Compute and storage setup
A number of computing resources and storage buckets need to be set up within the new GCP project. These are used for the processing of data within the Syntasa data pipelines and the storage of the resulting data. Full details of settings and options will be provided by the Syntasa services team.
- Cloud SQL instance - This should be created as type Postgres 9.4+ and will be used as a metastore. The suggested name for this is "syntasa-pg-metastore", but can be varied per your organization's naming convention.
- Persistent volume - This if found via Compute Engine under the section Disks. This is suggested to be SSD, but "standard persistent disk" is will work as well. The suggested name for this is "syntasa-kubernetes-pd", but can be varied per your organization's naming convention.
- Storage bucket - The suggested name for the storage bucket is "syntasa-app", but this can be varied based on your organization's naming convention. The following folders need to be created within this bucket: syn-cluster-config, syn-cluster-data, syn-cluster-logs.
Options for installing the Syntasa software
As noted in the Installing the Syntasa platform section of the Syntasa Quick Start Guide, if performing the installation from GCP Marketplace then follow instructions there and the following can be skipped.
However, if the Syntasa services team is performing the software installation then the following resources are needed on a compute instance that will be used for the installation:
- GCP project information - The Syntasa services team will confirm a number of aspects and naming of the items setup from above.

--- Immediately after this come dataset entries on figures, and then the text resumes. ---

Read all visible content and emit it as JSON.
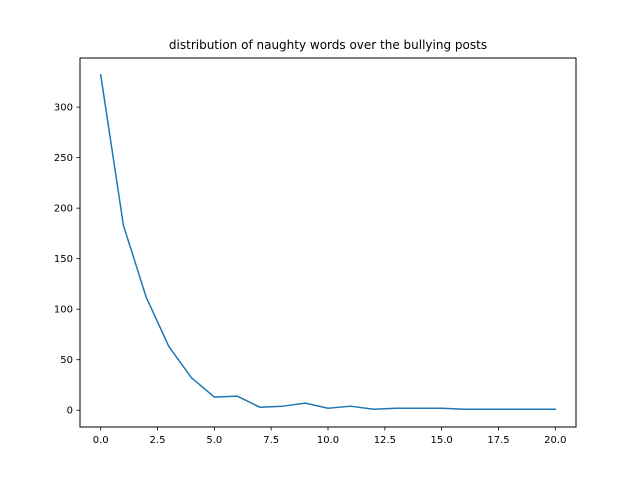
{
  "chart_data": {
    "type": "line",
    "title": "distribution of naughty words over the bullying posts",
    "xlabel": "",
    "ylabel": "",
    "xlim": [
      -0.91,
      20.91
    ],
    "ylim": [
      -16.6,
      348.6
    ],
    "x_ticks": [
      0,
      2.5,
      5,
      7.5,
      10,
      12.5,
      15,
      17.5,
      20
    ],
    "x_tick_labels": [
      "0.0",
      "2.5",
      "5.0",
      "7.5",
      "10.0",
      "12.5",
      "15.0",
      "17.5",
      "20.0"
    ],
    "y_ticks": [
      0,
      50,
      100,
      150,
      200,
      250,
      300
    ],
    "y_tick_labels": [
      "0",
      "50",
      "100",
      "150",
      "200",
      "250",
      "300"
    ],
    "grid": false,
    "series": [
      {
        "color": "#1f77b4",
        "x": [
          0,
          1,
          2,
          3,
          4,
          5,
          6,
          7,
          8,
          9,
          10,
          11,
          12,
          13,
          14,
          15,
          16,
          17,
          18,
          19,
          20
        ],
        "values": [
          332,
          183,
          112,
          63,
          32,
          13,
          14,
          3,
          4,
          7,
          2,
          4,
          1,
          2,
          2,
          2,
          1,
          1,
          1,
          1,
          1
        ]
      }
    ]
  }
}
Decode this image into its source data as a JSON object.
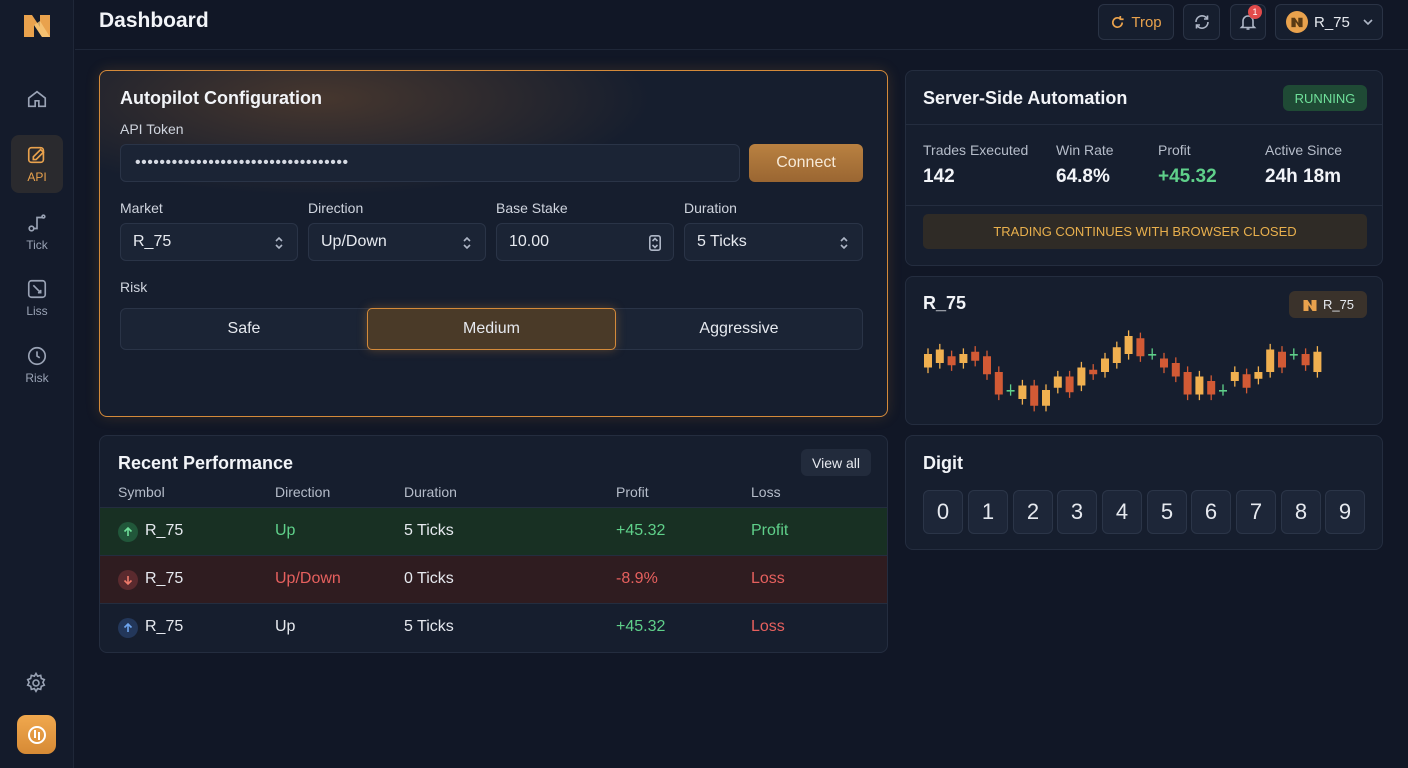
{
  "header": {
    "title": "Dashboard",
    "trop_label": "Trop",
    "notification_count": "1",
    "account_label": "R_75"
  },
  "sidebar": {
    "items": [
      {
        "label": ""
      },
      {
        "label": "API"
      },
      {
        "label": "Tick"
      },
      {
        "label": "Liss"
      },
      {
        "label": "Risk"
      }
    ]
  },
  "autopilot": {
    "title": "Autopilot Configuration",
    "api_token_label": "API Token",
    "api_token_value": "•••••••••••••••••••••••••••••••••••",
    "connect_label": "Connect",
    "market_label": "Market",
    "market_value": "R_75",
    "direction_label": "Direction",
    "direction_value": "Up/Down",
    "stake_label": "Base Stake",
    "stake_value": "10.00",
    "duration_label": "Duration",
    "duration_value": "5 Ticks",
    "risk_label": "Risk",
    "risk_options": [
      "Safe",
      "Medium",
      "Aggressive"
    ],
    "risk_selected": "Medium"
  },
  "server": {
    "title": "Server-Side Automation",
    "status": "RUNNING",
    "stats": [
      {
        "label": "Trades Executed",
        "value": "142"
      },
      {
        "label": "Win Rate",
        "value": "64.8%"
      },
      {
        "label": "Profit",
        "value": "+45.32"
      },
      {
        "label": "Active Since",
        "value": "24h 18m"
      }
    ],
    "banner": "TRADING CONTINUES WITH BROWSER CLOSED"
  },
  "chart_panel": {
    "title": "R_75",
    "badge": "R_75"
  },
  "chart_data": {
    "type": "candlestick",
    "title": "R_75",
    "colors": {
      "up": "#f0b050",
      "down": "#d25a35",
      "neutral": "#e8d8b0",
      "green": "#5fd08a"
    },
    "candles": [
      {
        "o": 50,
        "c": 56
      },
      {
        "o": 52,
        "c": 58
      },
      {
        "o": 55,
        "c": 51
      },
      {
        "o": 52,
        "c": 56
      },
      {
        "o": 57,
        "c": 53
      },
      {
        "o": 55,
        "c": 47
      },
      {
        "o": 48,
        "c": 38
      },
      {
        "o": 40,
        "c": 40
      },
      {
        "o": 36,
        "c": 42
      },
      {
        "o": 42,
        "c": 33
      },
      {
        "o": 33,
        "c": 40
      },
      {
        "o": 41,
        "c": 46
      },
      {
        "o": 46,
        "c": 39
      },
      {
        "o": 42,
        "c": 50
      },
      {
        "o": 49,
        "c": 47
      },
      {
        "o": 48,
        "c": 54
      },
      {
        "o": 52,
        "c": 59
      },
      {
        "o": 56,
        "c": 64
      },
      {
        "o": 63,
        "c": 55
      },
      {
        "o": 56,
        "c": 56
      },
      {
        "o": 54,
        "c": 50
      },
      {
        "o": 52,
        "c": 46
      },
      {
        "o": 48,
        "c": 38
      },
      {
        "o": 38,
        "c": 46
      },
      {
        "o": 44,
        "c": 38
      },
      {
        "o": 40,
        "c": 40
      },
      {
        "o": 44,
        "c": 48
      },
      {
        "o": 47,
        "c": 41
      },
      {
        "o": 45,
        "c": 48
      },
      {
        "o": 48,
        "c": 58
      },
      {
        "o": 57,
        "c": 50
      },
      {
        "o": 56,
        "c": 56
      },
      {
        "o": 56,
        "c": 51
      },
      {
        "o": 48,
        "c": 57
      }
    ]
  },
  "digit_panel": {
    "title": "Digit",
    "digits": [
      "0",
      "1",
      "2",
      "3",
      "4",
      "5",
      "6",
      "7",
      "8",
      "9"
    ]
  },
  "performance": {
    "title": "Recent Performance",
    "view_all": "View all",
    "columns": [
      "Symbol",
      "Direction",
      "Duration",
      "Profit",
      "Loss"
    ],
    "rows": [
      {
        "symbol": "R_75",
        "direction": "Up",
        "duration": "5 Ticks",
        "profit": "+45.32",
        "status": "Profit"
      },
      {
        "symbol": "R_75",
        "direction": "Up/Down",
        "duration": "0 Ticks",
        "profit": "-8.9%",
        "status": "Loss"
      },
      {
        "symbol": "R_75",
        "direction": "Up",
        "duration": "5 Ticks",
        "profit": "+45.32",
        "status": "Loss"
      }
    ]
  }
}
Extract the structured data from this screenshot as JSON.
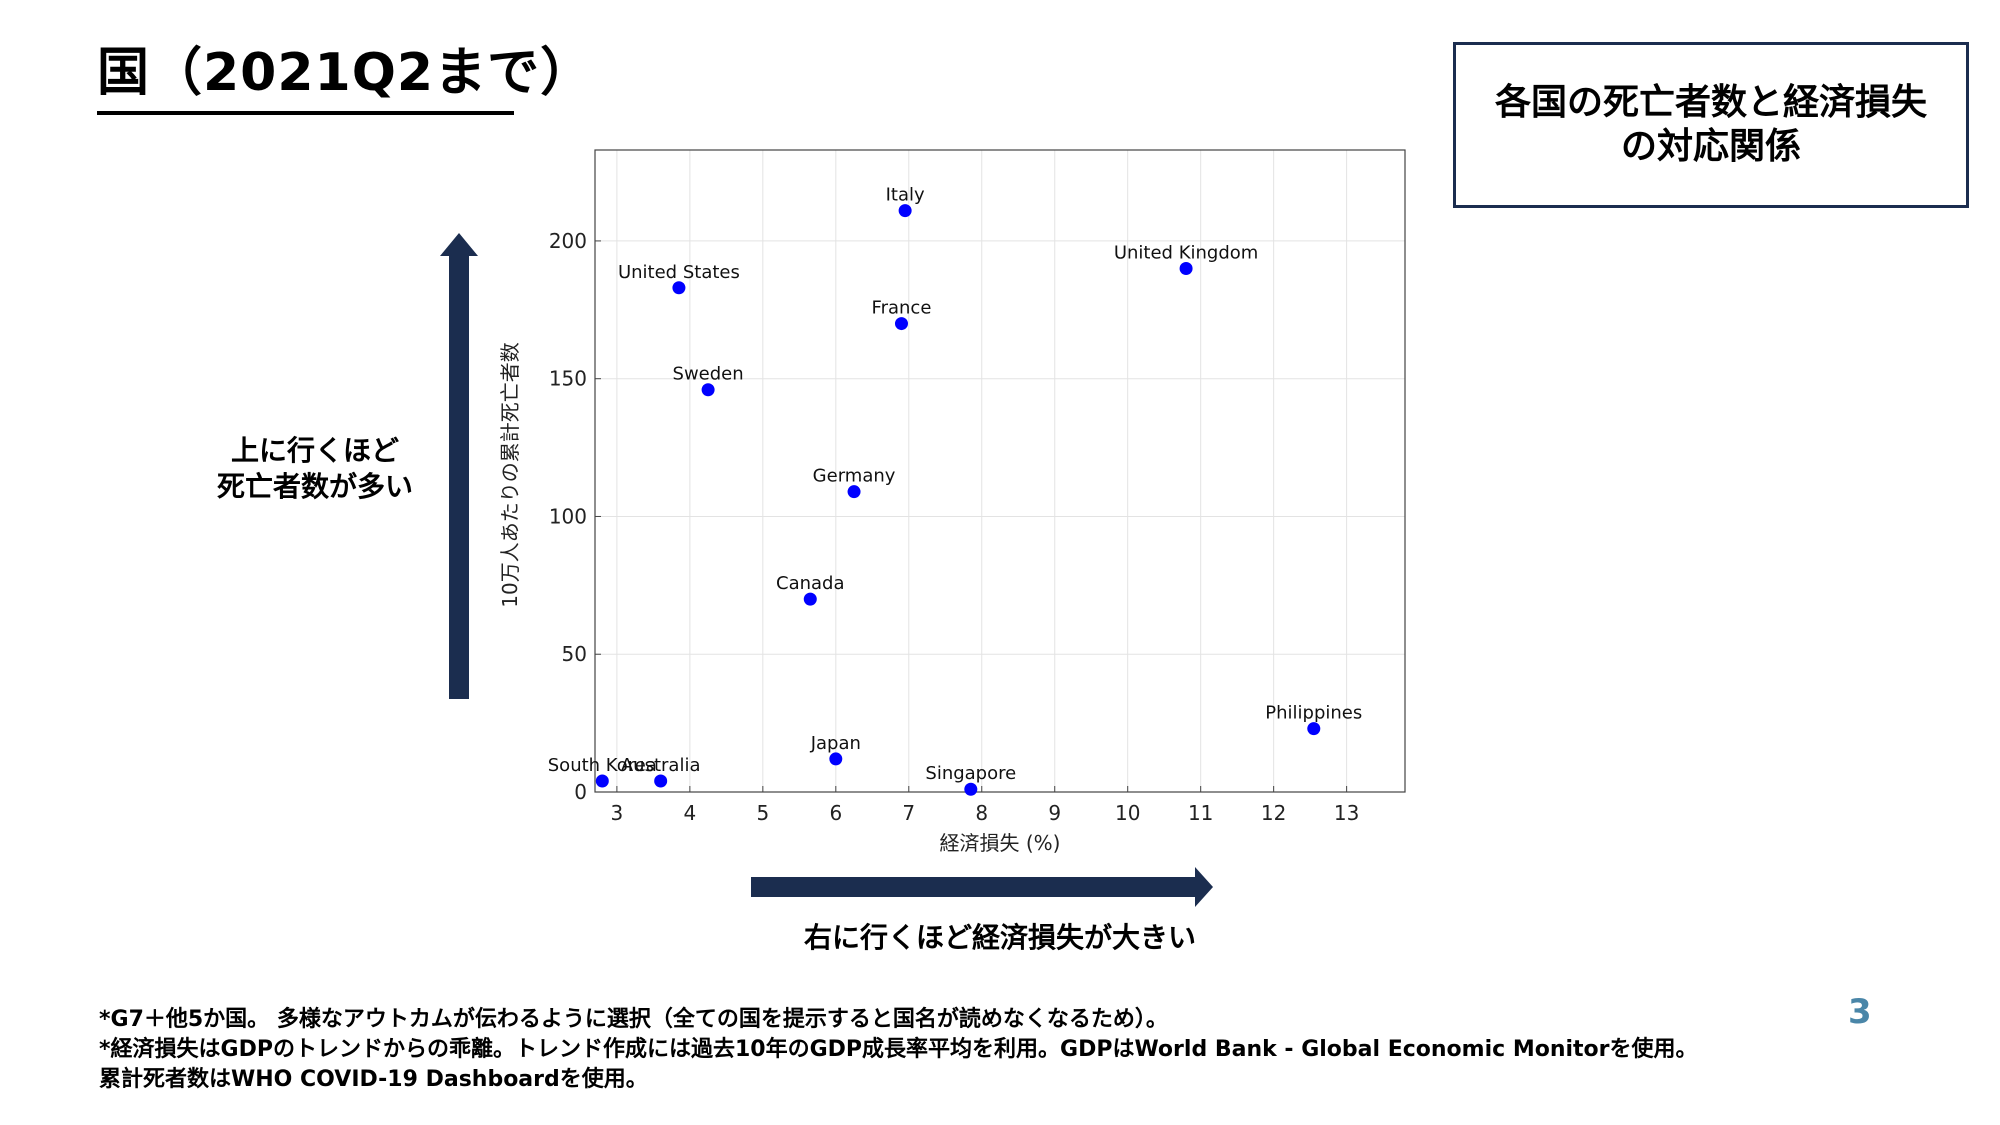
{
  "header": {
    "title": "国（2021Q2まで）"
  },
  "topic_box": {
    "line1": "各国の死亡者数と経済損失",
    "line2": "の対応関係"
  },
  "y_caption": {
    "line1": "上に行くほど",
    "line2": "死亡者数が多い"
  },
  "x_caption": "右に行くほど経済損失が大きい",
  "footnotes": [
    "*G7＋他5か国。 多様なアウトカムが伝わるように選択（全ての国を提示すると国名が読めなくなるため）。",
    "*経済損失はGDPのトレンドからの乖離。トレンド作成には過去10年のGDP成長率平均を利用。GDPはWorld Bank - Global Economic Monitorを使用。",
    "累計死者数はWHO COVID-19 Dashboardを使用。"
  ],
  "page_number": "3",
  "colors": {
    "arrow": "#1b2d4f",
    "point": "#0000ff",
    "page_number": "#4a86a8"
  },
  "chart_data": {
    "type": "scatter",
    "xlabel": "経済損失 (%)",
    "ylabel": "10万人あたりの累計死亡者数",
    "xlim": [
      2.7,
      13.8
    ],
    "ylim": [
      0,
      233
    ],
    "xticks": [
      3,
      4,
      5,
      6,
      7,
      8,
      9,
      10,
      11,
      12,
      13
    ],
    "yticks": [
      0,
      50,
      100,
      150,
      200
    ],
    "grid": true,
    "points": [
      {
        "label": "Italy",
        "x": 6.95,
        "y": 211
      },
      {
        "label": "United Kingdom",
        "x": 10.8,
        "y": 190
      },
      {
        "label": "United States",
        "x": 3.85,
        "y": 183
      },
      {
        "label": "France",
        "x": 6.9,
        "y": 170
      },
      {
        "label": "Sweden",
        "x": 4.25,
        "y": 146
      },
      {
        "label": "Germany",
        "x": 6.25,
        "y": 109
      },
      {
        "label": "Canada",
        "x": 5.65,
        "y": 70
      },
      {
        "label": "Philippines",
        "x": 12.55,
        "y": 23
      },
      {
        "label": "Japan",
        "x": 6.0,
        "y": 12
      },
      {
        "label": "South Korea",
        "x": 2.8,
        "y": 4
      },
      {
        "label": "Australia",
        "x": 3.6,
        "y": 4
      },
      {
        "label": "Singapore",
        "x": 7.85,
        "y": 1
      }
    ]
  }
}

- Hostname and SSL certificates - Hostname and SSL certificates, if set up, are needed. If you do not have an SSL certificate please create a self-signed certificate with a cert.pem and key.pem files ready to go. If you require assistance with this the Syntasa services team can assist.
-
Google CLI tools - The Google CLI tools installed on the machine and have configured it to use an administrator user’s credentials. To install this, please see the google links below:
- Google Cloud SDK Install - https://cloud.google.com/sdk/
- Google Cloud SDK Usage - https://cloud.google.com/sdk/docs/initializing
- Java - Please download either a JAVA 1.8+ JRE or JDK and setup on the machine.